学生・研修医の方へ

HOME  >  後期研修プログラムのご案内

期研修プログラムのご案内

平成29年度 東北大学耳鼻咽喉科専門研修プログラム

はじめに

耳鼻咽喉・頭頸部科の特徴の一つに、幅広い診療領域を有することが挙げられます(図)。主要なものだけでも耳科、鼻科、喉頭科、口腔咽頭科、頭頸部外科、小児耳鼻科などが挙げられ、相互に関連しつつも独立した専門性を有しています。さらに、例として耳科分野だけを取り上げてみても、側頭骨外科、神経耳科、中耳感染症、人工内耳、耳管疾患等々と細分化され、耳鼻咽喉科専門医はそれぞれに対する知識と技能が求められます。また、いわゆる5感の内、視覚を除く、聴覚、嗅覚、味覚、皮膚感覚の4つを取り扱う科ともいえます。耳鼻咽喉科専門医を取得するには、それらを万遍なく経験することが求められます。

日本耳鼻咽喉科学会が認定する耳鼻咽喉科専門医(専門医制度について)の取得には、日本耳鼻咽喉科学会認定の研修指定病院での4年間の後期研修が必要です。

図 (クリックすると拡大して表示します)

第1段階

東北大学耳鼻科の後期研修プログラム(図)は、まず大学病院で約1年間、幅広い耳鼻咽喉・頭頸部外科分野全体を経験し、overviewすることから始まります。大学病院は、耳疾患、鼻疾患、頭頸部癌など疾患毎に分けられた2から3の診療グループで構成されていますが、これらのグループを約3ヶ月毎にローテートし、偏りのない疾患を経験するよう配慮しています。加えて、一定期間外来診療グループに配属されます。外来診療についても、上級医と共に行うことで、外来診療のdecision makingについて学びます。

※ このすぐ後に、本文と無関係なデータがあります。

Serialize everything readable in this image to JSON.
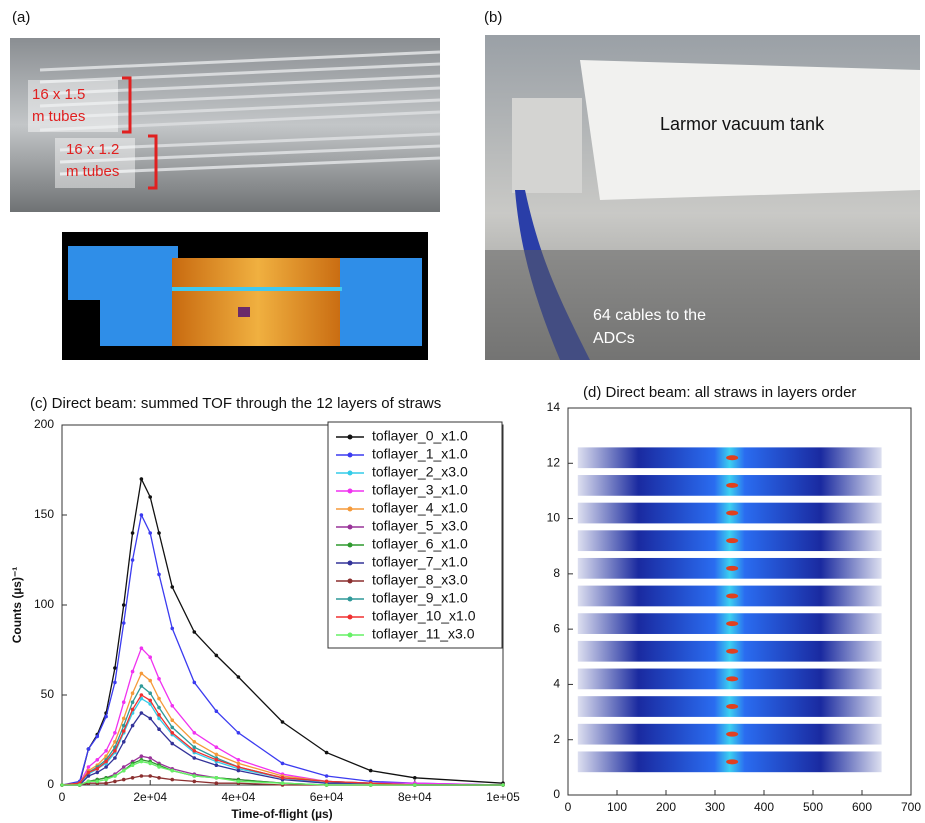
{
  "panel_a": {
    "label": "(a)",
    "upper_tubes": [
      "16 x 1.5",
      "m tubes"
    ],
    "lower_tubes": [
      "16 x 1.2",
      "m tubes"
    ]
  },
  "panel_b": {
    "label": "(b)",
    "tank": "Larmor vacuum tank",
    "cables": [
      "64 cables to the",
      "ADCs"
    ]
  },
  "chart_data": [
    {
      "type": "line",
      "title": "(c) Direct beam: summed TOF through the 12 layers of straws",
      "x_label": "Time-of-flight (µs)",
      "y_label": "Counts (µs)⁻¹",
      "x": [
        0,
        4000,
        6000,
        8000,
        10000,
        12000,
        14000,
        16000,
        18000,
        20000,
        22000,
        25000,
        30000,
        35000,
        40000,
        50000,
        60000,
        70000,
        80000,
        100000
      ],
      "xlim": [
        0,
        100000
      ],
      "xticks": [
        0,
        {
          "value": 20000,
          "label": "2e+04"
        },
        {
          "value": 40000,
          "label": "4e+04"
        },
        {
          "value": 60000,
          "label": "6e+04"
        },
        {
          "value": 80000,
          "label": "8e+04"
        },
        {
          "value": 100000,
          "label": "1e+05"
        }
      ],
      "ylim": [
        0,
        200
      ],
      "yticks": [
        0,
        50,
        100,
        150,
        200
      ],
      "series": [
        {
          "name": "toflayer_0_x1.0",
          "color": "#111111",
          "values": [
            0,
            1,
            20,
            28,
            40,
            65,
            100,
            140,
            170,
            160,
            140,
            110,
            85,
            72,
            60,
            35,
            18,
            8,
            4,
            1
          ]
        },
        {
          "name": "toflayer_1_x1.0",
          "color": "#3b3bf0",
          "values": [
            0,
            2,
            20,
            27,
            38,
            57,
            90,
            125,
            150,
            140,
            117,
            87,
            57,
            41,
            29,
            12,
            5,
            2,
            1,
            0
          ]
        },
        {
          "name": "toflayer_2_x3.0",
          "color": "#33cce8",
          "values": [
            0,
            0,
            6,
            9,
            12,
            18,
            29,
            40,
            48,
            45,
            37,
            28,
            18,
            13,
            9,
            4,
            1,
            1,
            0,
            0
          ]
        },
        {
          "name": "toflayer_3_x1.0",
          "color": "#f032f0",
          "values": [
            0,
            1,
            10,
            14,
            19,
            29,
            46,
            63,
            76,
            71,
            59,
            44,
            29,
            21,
            14,
            6,
            2,
            1,
            1,
            0
          ]
        },
        {
          "name": "toflayer_4_x1.0",
          "color": "#f59a3a",
          "values": [
            0,
            1,
            8,
            11,
            16,
            24,
            37,
            51,
            62,
            58,
            48,
            36,
            24,
            17,
            12,
            5,
            2,
            1,
            0,
            0
          ]
        },
        {
          "name": "toflayer_5_x3.0",
          "color": "#993399",
          "values": [
            0,
            0,
            2,
            3,
            4,
            6,
            10,
            13,
            16,
            15,
            12,
            9,
            6,
            4,
            3,
            1,
            0,
            0,
            0,
            0
          ]
        },
        {
          "name": "toflayer_6_x1.0",
          "color": "#2f9a2f",
          "values": [
            0,
            0,
            2,
            3,
            4,
            5,
            8,
            12,
            14,
            13,
            11,
            8,
            5,
            4,
            3,
            1,
            0,
            0,
            0,
            0
          ]
        },
        {
          "name": "toflayer_7_x1.0",
          "color": "#333399",
          "values": [
            0,
            0,
            5,
            7,
            10,
            15,
            24,
            33,
            40,
            37,
            31,
            23,
            15,
            11,
            8,
            3,
            1,
            1,
            0,
            0
          ]
        },
        {
          "name": "toflayer_8_x3.0",
          "color": "#8b2f2f",
          "values": [
            0,
            0,
            1,
            1,
            1,
            2,
            3,
            4,
            5,
            5,
            4,
            3,
            2,
            1,
            1,
            0,
            0,
            0,
            0,
            0
          ]
        },
        {
          "name": "toflayer_9_x1.0",
          "color": "#2f9999",
          "values": [
            0,
            1,
            7,
            10,
            14,
            21,
            33,
            46,
            55,
            51,
            43,
            32,
            21,
            15,
            10,
            4,
            2,
            1,
            0,
            0
          ]
        },
        {
          "name": "toflayer_10_x1.0",
          "color": "#f03030",
          "values": [
            0,
            1,
            7,
            9,
            13,
            19,
            30,
            42,
            50,
            47,
            39,
            29,
            19,
            14,
            10,
            4,
            2,
            1,
            0,
            0
          ]
        },
        {
          "name": "toflayer_11_x3.0",
          "color": "#66f066",
          "values": [
            0,
            0,
            2,
            2,
            3,
            5,
            8,
            11,
            13,
            12,
            10,
            8,
            5,
            4,
            2,
            1,
            0,
            0,
            0,
            0
          ]
        }
      ]
    },
    {
      "type": "heatmap",
      "title": "(d) Direct beam: all straws in layers order",
      "xlim": [
        0,
        700
      ],
      "xticks": [
        0,
        100,
        200,
        300,
        400,
        500,
        600,
        700
      ],
      "ylim": [
        0,
        14
      ],
      "yticks": [
        0,
        2,
        4,
        6,
        8,
        10,
        12,
        14
      ]
    }
  ]
}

また、この間に1~2回の学会発表の機会があります。症例報告の発表などを通じて文献検索や学術活動のトレーニングも行います。国際学会で発表する後期研修医も少なくありません。

図 (クリックすると拡大して表示します)

第2段階

プログラムの次のステップは、耳鼻咽喉科のcommon diseaseを数多く経験することです。耳鼻咽喉科のcommon diseaseと言える急性中耳炎、滲出性中耳炎、アレルギー性鼻炎、慢性副鼻腔炎、急性扁桃炎、慢性扁桃炎などを数多く経験し、その病態の診断、治療について学びます。また、口蓋扁桃摘出、鼓膜切開、鼓室換気チューブ留置、ラリンゴマイクロなど、基礎的な処置・手術について執刀の経験を積む時期でもあります。このステップは、common diseaseの多い地域の第一線病院で約6~12ヶ月間行います。

第3段階

プログラムの最後のステップは、より専門性の高い手術や治療について、機能分化が進んだ仙台市内・近郊の関連病院を中心に行われます。例として、鼻副鼻腔内視鏡手術、頭頸部癌診療、鼓室形成術、人工内耳、顔面外傷などが挙げられます。各施設1~2年間、数施設での研修を経ることになります。この間に、数多くの症例、手術執刀を経験します。より高度な臨床研修を求めて国内臨床留学やイタリアでの研修を行う後期研修医もいます。

各関連病院間でのプログラムの調整は、定期的に関連病院協議会などを開催して行われます。また、後期研修プログラム参加者に対しては、年に一度、進捗状況を報告すると共に、興味を持っている分野あるいは国内/国外留学など、研修についての希望を述べるアンケートが実施され、その後の研修に反映されています。

研修が終了し、耳鼻咽喉科専門医を取得した後は、耳科学、鼻科学、頭頸科学など各々の専門領域のエキスパートとなり、各分野での第一人者となるべく更に研鑽を積む事となります。